“Il mio non è uno sciopero della fame di protesta e nemmeno una sfida”. Così, in un’intervista rilasciata al nostro settimanale, il ministro Graziano Delrio ha spiegato le ragioni della sua adesione allo sciopero della fame a staffetta a sostegno del ddl sullo  Ius soli promosso dalla “Rete insegnanti per la cittadinanza” e da diverse associazioni.  Si tratta di “un appello alle coscienze mite e pacifico per sostenere un diritto e anche per riportare serenità al dibattito”, ha aggiunto il ministro.  Dopo il rilancio dell’iniziativa da parte del senatore Luigi Manconi, nei giorni scorsi hanno annunciato la loro partecipazione anche una settantina di parlamentari che digiuneranno per un solo giorno, passandosi il testimone, secondo turni prestabiliti. 

Come noto il provvedimento di legge sullo Ius soli e lo Ius culturae, che ha già avuto il sì della Camera e che è attualmente fermo in Senato, cambia le regole per l’acquisizione della cittadinanza da parte dei figli degli immigrati. Attualmente secondo i dati forniti dal Miur la questione della cittadinanza riguarderebbe circa 800.000 minori stranieri che, secondo le regole attuali, potranno ottenerla  solo a 18 anni a patto di dichiarare entro un anno dalla maggiore età di volerla acquisire e a condizione di aver risieduto nel nostro paese fino a quel momento “legalmente e ininterrottamente”. Con le nuove regole previste nel ddl invece, i figli di immigrati potrebbero diventare cittadini italiani con lo “ius soli temperato” o con lo “ius culturae”. Nel primo caso saranno italiani per nascita i bambini stranieri nati in Italia a patto che almeno uno dei genitori sia in possesso di permesso di soggiorno Ue di lungo periodo e risulti residente legalmente in Italia da almeno cinque anni.

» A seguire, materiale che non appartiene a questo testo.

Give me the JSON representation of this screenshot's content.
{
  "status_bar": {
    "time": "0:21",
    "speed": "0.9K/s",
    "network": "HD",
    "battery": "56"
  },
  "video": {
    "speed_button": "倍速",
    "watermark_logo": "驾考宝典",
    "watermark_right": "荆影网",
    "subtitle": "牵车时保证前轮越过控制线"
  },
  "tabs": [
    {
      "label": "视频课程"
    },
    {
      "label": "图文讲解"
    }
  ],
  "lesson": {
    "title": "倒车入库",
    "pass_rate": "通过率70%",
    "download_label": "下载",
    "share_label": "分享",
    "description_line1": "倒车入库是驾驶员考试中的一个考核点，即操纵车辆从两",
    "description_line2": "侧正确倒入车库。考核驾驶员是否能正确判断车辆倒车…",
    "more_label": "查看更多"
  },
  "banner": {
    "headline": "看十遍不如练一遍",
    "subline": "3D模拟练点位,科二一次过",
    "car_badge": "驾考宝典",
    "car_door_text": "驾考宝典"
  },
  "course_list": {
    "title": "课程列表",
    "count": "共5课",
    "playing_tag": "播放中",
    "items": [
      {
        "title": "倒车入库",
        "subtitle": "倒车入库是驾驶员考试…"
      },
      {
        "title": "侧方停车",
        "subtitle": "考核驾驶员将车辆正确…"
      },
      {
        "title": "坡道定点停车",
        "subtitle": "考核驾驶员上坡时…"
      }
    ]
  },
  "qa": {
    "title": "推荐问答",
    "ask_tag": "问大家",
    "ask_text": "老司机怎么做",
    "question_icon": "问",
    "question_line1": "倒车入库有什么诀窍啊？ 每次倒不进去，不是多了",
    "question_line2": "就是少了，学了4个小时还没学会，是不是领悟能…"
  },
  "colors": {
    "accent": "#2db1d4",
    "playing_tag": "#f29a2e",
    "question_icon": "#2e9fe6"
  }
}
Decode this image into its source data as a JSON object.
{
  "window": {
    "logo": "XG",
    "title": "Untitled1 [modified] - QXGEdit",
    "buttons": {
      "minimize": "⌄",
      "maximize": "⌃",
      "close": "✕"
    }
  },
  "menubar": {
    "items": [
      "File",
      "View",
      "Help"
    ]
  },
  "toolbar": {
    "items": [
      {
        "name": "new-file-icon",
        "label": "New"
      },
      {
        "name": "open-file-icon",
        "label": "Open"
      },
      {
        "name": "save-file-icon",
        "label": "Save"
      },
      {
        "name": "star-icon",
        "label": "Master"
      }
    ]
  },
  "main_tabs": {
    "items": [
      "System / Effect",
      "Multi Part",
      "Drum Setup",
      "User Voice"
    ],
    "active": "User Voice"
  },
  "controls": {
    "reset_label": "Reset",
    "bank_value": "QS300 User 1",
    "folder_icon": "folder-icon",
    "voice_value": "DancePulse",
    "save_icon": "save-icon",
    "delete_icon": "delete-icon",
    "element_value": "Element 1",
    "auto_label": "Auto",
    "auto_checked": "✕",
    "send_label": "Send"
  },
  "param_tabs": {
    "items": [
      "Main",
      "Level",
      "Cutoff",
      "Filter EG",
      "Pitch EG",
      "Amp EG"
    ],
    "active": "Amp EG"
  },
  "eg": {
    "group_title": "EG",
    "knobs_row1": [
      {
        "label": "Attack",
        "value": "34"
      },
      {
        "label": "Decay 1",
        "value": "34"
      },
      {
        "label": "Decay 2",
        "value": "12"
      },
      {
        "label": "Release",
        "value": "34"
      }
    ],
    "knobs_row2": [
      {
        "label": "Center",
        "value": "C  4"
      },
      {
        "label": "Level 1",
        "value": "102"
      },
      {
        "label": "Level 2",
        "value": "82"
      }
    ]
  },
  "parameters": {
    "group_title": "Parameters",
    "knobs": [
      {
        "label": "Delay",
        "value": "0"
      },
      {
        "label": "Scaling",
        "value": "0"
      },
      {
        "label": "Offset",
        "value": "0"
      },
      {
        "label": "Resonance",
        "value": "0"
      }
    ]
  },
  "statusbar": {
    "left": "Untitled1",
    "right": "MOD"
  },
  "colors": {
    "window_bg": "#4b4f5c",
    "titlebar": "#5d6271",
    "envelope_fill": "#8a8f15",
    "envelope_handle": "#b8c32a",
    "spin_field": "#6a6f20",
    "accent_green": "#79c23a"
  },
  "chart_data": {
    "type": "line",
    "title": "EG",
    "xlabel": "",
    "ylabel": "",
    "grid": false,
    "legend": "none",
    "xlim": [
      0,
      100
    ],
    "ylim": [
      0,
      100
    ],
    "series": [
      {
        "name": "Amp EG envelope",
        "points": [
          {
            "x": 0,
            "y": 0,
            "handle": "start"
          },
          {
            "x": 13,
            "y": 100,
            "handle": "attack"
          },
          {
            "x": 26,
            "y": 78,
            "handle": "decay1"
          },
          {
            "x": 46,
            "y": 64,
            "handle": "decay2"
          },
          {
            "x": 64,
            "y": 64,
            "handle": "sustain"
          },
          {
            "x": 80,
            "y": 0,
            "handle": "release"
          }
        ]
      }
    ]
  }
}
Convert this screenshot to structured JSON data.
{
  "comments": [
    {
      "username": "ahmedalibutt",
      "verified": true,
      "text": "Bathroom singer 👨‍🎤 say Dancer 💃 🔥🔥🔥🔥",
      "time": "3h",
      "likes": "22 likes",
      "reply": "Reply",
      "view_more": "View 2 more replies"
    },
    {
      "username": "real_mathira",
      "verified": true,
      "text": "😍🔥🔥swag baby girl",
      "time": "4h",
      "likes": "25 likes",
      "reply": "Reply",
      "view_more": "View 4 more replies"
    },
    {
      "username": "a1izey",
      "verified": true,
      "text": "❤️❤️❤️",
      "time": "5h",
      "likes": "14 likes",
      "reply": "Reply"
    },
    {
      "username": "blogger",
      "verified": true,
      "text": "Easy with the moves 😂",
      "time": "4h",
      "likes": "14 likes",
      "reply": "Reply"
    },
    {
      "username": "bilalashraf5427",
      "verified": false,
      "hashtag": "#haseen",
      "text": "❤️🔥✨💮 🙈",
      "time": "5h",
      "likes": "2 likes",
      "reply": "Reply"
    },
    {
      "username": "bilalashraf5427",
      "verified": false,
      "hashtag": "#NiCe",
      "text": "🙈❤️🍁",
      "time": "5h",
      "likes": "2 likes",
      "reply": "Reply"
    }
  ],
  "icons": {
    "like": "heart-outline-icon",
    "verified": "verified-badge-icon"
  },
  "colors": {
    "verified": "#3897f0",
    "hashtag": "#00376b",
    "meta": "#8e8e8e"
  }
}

Inoltre, tramite lo Ius culturae, sempre se la legge sarà approvata, potranno ottenere la cittadinanza anche i minori entrati in Italia entro il dodicesimo anno di età che abbiano “frequentato regolarmente per almeno cinque anni uno o più cicli presso istituti scolastici del sistema nazionale, o percorsi di istruzione e formazione professionale triennali o quadriennali”. La frequenza del corso di istruzione primaria deve essere coronata dalla promozione. I ragazzi arrivati in Italia tra i 12 e i 18 anni, poi, potranno avere la cittadinanza dopo aver risieduto legalmente in Italia per almeno sei anni e aver frequentato “un ciclo scolastico, con il conseguimento del titolo conclusivo”.
“Stiamo solo cercando di dare loro l’opportunità di sentirsi italiani un po’ prima. Qualche anno prima, niente di più”, ha spiegato nella nostra intervista il ministro Delrio, ricordando come, con questo provvedimento, l’Italia si adeguerebbe alla legislazione della maggior parte degli altri paesi europei.